Werthein’s symbol has a sixties look, and indeed one line of the gallery booklet about the project, referencing potential conflicts of interest between art institutions and corporations, notes, “This dilemma is not new,” while a letter to the artist from curator Sofía Hernández Chong Cuy tacked to the wall cites Michael Asher’s installations of nearly four decades ago. “Corporate Logo” is institutional critique in endgame mode, full-circle arrival at one of the paradoxes Benjamin H. D. Buchloh identified in work by, among others, Daniel Buren, whereby “the campaign to critique conventions of visuality with textual interventions, billboard signs, anonymous handouts, and pamphlets inevitably ends by following the pre-established mechanisms of advertising and marketing campaigns.” Werthein runs down these conventions too—she intended “to shun any display of traditional artwork like painting or sculpture”—but does so using the operations of promotion and publicity.
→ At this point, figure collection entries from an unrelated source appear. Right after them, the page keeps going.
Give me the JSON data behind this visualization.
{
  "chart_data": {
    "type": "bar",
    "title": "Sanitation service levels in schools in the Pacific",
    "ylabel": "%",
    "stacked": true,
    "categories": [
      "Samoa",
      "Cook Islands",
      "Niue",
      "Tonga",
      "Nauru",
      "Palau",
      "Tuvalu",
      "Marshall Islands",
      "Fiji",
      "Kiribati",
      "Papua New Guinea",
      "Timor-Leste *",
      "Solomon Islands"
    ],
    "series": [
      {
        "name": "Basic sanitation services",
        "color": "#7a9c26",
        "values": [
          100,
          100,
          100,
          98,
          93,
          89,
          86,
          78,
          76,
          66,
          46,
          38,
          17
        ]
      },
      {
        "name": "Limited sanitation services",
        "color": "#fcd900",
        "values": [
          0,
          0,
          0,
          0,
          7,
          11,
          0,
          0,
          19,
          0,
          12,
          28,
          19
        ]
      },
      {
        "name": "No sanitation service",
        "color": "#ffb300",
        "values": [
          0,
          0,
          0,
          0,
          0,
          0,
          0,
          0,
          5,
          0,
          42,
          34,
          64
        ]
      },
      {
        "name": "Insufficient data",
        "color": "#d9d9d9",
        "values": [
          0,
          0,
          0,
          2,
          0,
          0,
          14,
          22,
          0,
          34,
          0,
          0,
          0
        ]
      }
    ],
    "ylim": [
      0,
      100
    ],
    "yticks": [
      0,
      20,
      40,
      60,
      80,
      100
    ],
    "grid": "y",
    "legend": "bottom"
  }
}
Crucially, her intervention is temporary. That Art in General undertook to employ Werthein’s logo for less than six months means that the artist is ultimately withholding from the institution one of the most distinguishing features of a brand, continuity over time, and the recognition begotten by such continuity. In this impermanence, the work retains a measure of the subversiveness to which it is heir.